There is a good rationale for the relation between progesterone-receptor levels and disease-free survival. The synthesis of the progesterone receptor is dependent on estrogen stimulation in normal reproductive tissues and in human breast-cancer cell lines in culture.[5,6] Since it has been well documented that the presence of the estrogen receptor is predictive of improved survival and longer disease-free periods,[19] it is possible that patients who have progesterone receptors comprise a group with a better prognosis. However, absence of the progesterone receptor may be due to nonfunctional estrogen receptor dr simply to the absence of estrogen. In this study, only estrogen-receptor levels, not estrogen levels, were measured.

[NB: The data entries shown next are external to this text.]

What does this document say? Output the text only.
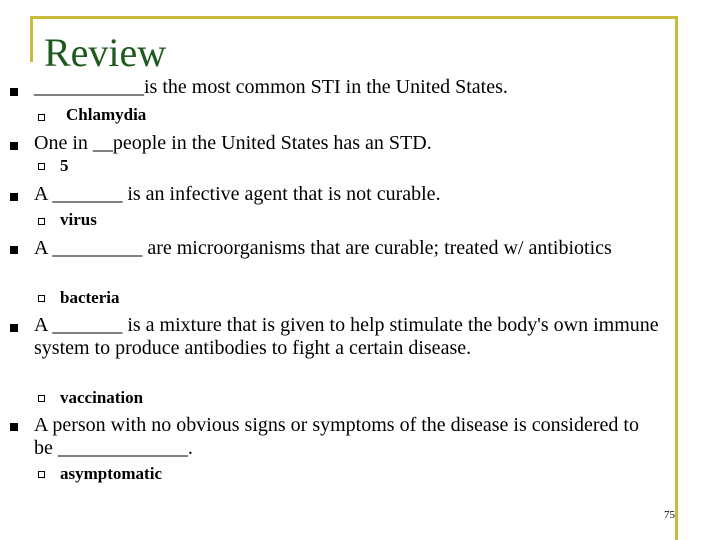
Review
___________is the most common STI in the United States.
Chlamydia
One in __people in the United States has an STD.
5
A _______ is an infective agent that is not curable.
virus
A _________ are microorganisms that are curable; treated w/ antibiotics
bacteria
A _______ is a mixture that is given to help stimulate the body's own immune system to produce antibodies to fight a certain disease.
vaccination
A person with no obvious signs or symptoms of the disease is considered to be _____________.
asymptomatic
75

Disease-free survival was directly related to the amount of progesterone receptor in the tumor. Time to recurrence was also related to estrogen-receptor content, but high levels of this receptor did not provide an advantage over moderate levels. The number of positive axillary lymph nodes was the single most important predictor of disease-free survival. This is well known and is precisely why the study design required stratification on the basis of this variable in 1974. The prognostic value of menopausal status has been a subject of much debate in several studies, and menopausal status was significant in this study only through its interaction with the size of the primary tumor. Tumor size was an important prognostic factor when considered alone but lost statistical significance when considered simultaneously with other factors. The treatment effects in this study have been extensively analyzed and presented previously.[1-4] With long-term follow-up of the full group, patients with estrogen receptors who are receiving tamoxifen continue to have a better outcome. In the present subgroup of patients, there was no significant advantage for tamoxifentreated patients, perhaps because of the decreased sample sizes. It should be emphasized that all patients in this study received adjuvant chemotherapy, which, with or without tamoxifen, may act partly through a hormone-ablative mechanism. This could help explain the lack of significant differences for the tamoxifen-containing regimens among these patients, but other considerations, such as the short period of treatment with tamoxifen (one year), are more plausible.

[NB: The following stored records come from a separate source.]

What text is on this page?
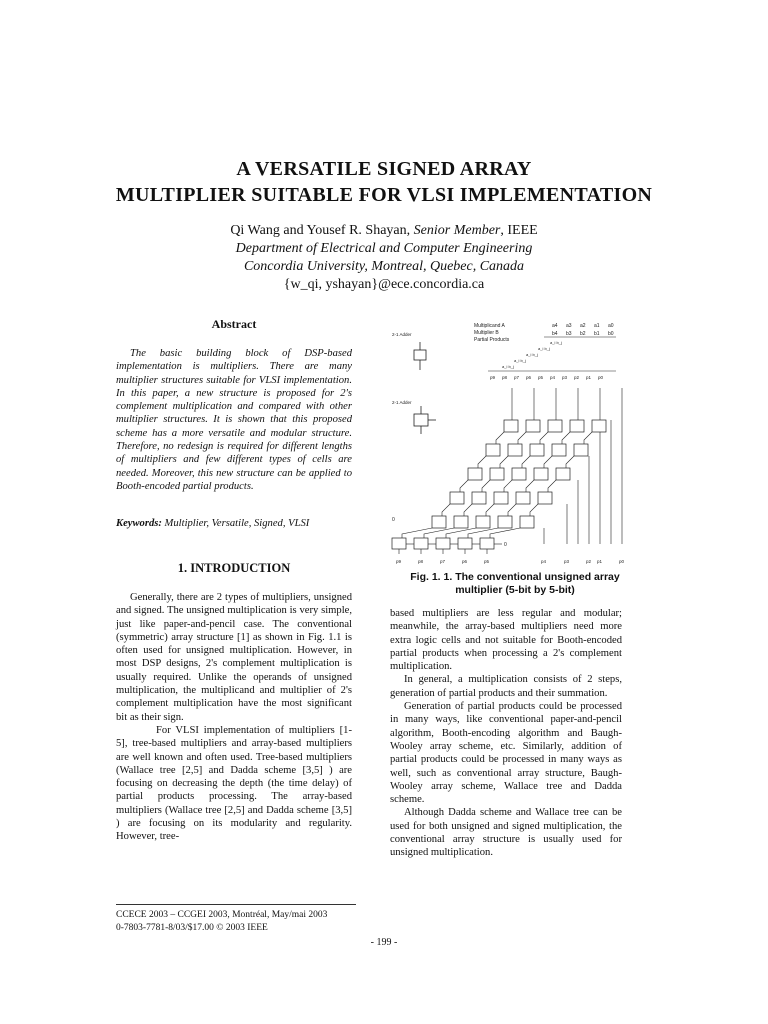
A VERSATILE SIGNED ARRAY
MULTIPLIER SUITABLE FOR VLSI IMPLEMENTATION
Qi Wang and Yousef R. Shayan, Senior Member, IEEE
Department of Electrical and Computer Engineering
Concordia University, Montreal, Quebec, Canada
{w_qi, yshayan}@ece.concordia.ca
Abstract
The basic building block of DSP-based implementation is multipliers. There are many multiplier structures suitable for VLSI implementation. In this paper, a new structure is proposed for 2's complement multiplication and compared with other multiplier structures. It is shown that this proposed scheme has a more versatile and modular structure. Therefore, no redesign is required for different lengths of multipliers and few different types of cells are needed. Moreover, this new structure can be applied to Booth-encoded partial products.
Keywords: Multiplier, Versatile, Signed, VLSI
1. INTRODUCTION

Generally, there are 2 types of multipliers, unsigned and signed. The unsigned multiplication is very simple, just like paper-and-pencil case. The conventional (symmetric) array structure [1] as shown in Fig. 1.1 is often used for unsigned multiplication. However, in most DSP designs, 2's complement multiplication is usually required. Unlike the operands of unsigned multiplication, the multiplicand and multiplier of 2's complement multiplication have the most significant bit as their sign.

For VLSI implementation of multipliers [1-5], tree-based multipliers and array-based multipliers are well known and often used. Tree-based multipliers (Wallace tree [2,5] and Dadda scheme [3,5] ) are focusing on decreasing the depth (the time delay) of partial products processing. The array-based multipliers (Wallace tree [2,5] and Dadda scheme [3,5] ) are focusing on its modularity and regularity. However, tree-

Multiplicand A
Multiplier B
Partial Products
a4 a3 a2 a1 a0
b4 b3 b2 b1 b0
a_i b_j
a_i b_j
a_i b_j
a_i b_j
a_i b_j
p9 p8 p7 p6 p5 p4 p3 p2 p1 p0
2-1 Adder
2-1 Adder
0
0
p9	p8	p7	p6	p5	p4	p3	p2 p1	p0
Fig. 1. 1. The conventional unsigned array
multiplier (5-bit by 5-bit)

based multipliers are less regular and modular; meanwhile, the array-based multipliers need more extra logic cells and not suitable for Booth-encoded partial products when processing a 2's complement multiplication.

In general, a multiplication consists of 2 steps, generation of partial products and their summation.

Generation of partial products could be processed in many ways, like conventional paper-and-pencil algorithm, Booth-encoding algorithm and Baugh-Wooley array scheme, etc. Similarly, addition of partial products could be processed in many ways as well, such as conventional array structure, Baugh-Wooley array scheme, Wallace tree and Dadda scheme.

Although Dadda scheme and Wallace tree can be used for both unsigned and signed multiplication, the conventional array structure is usually used for unsigned multiplication.

CCECE 2003 – CCGEI 2003, Montréal, May/mai 2003
0-7803-7781-8/03/$17.00 © 2003 IEEE
- 199 -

Conclusions regarding a lack of significance of prognostic factors should not be made without considerable caution. The estrogen receptor was not a significant prognostic factor in the multivariate models we examined. Even though the P values for the estrogen receptor and each of its interactions exceeded 0.25, it may not be safe to conclude that the presence of this receptor provides absolutely no additional prognostic information. However, we feel reasonably secure in concluding that the progesterone receptor is more important than the estrogen receptor for predicting disease-free survival.


The presence of progesterone receptors was a significant prognostic factor for time to recurrence, whether it was considered as a single variable, or in combination with any of the other variables that were analyzed. Thus, progesterone-receptor levels should be routinely measured and incorporated into future trials of adjuvant therapy.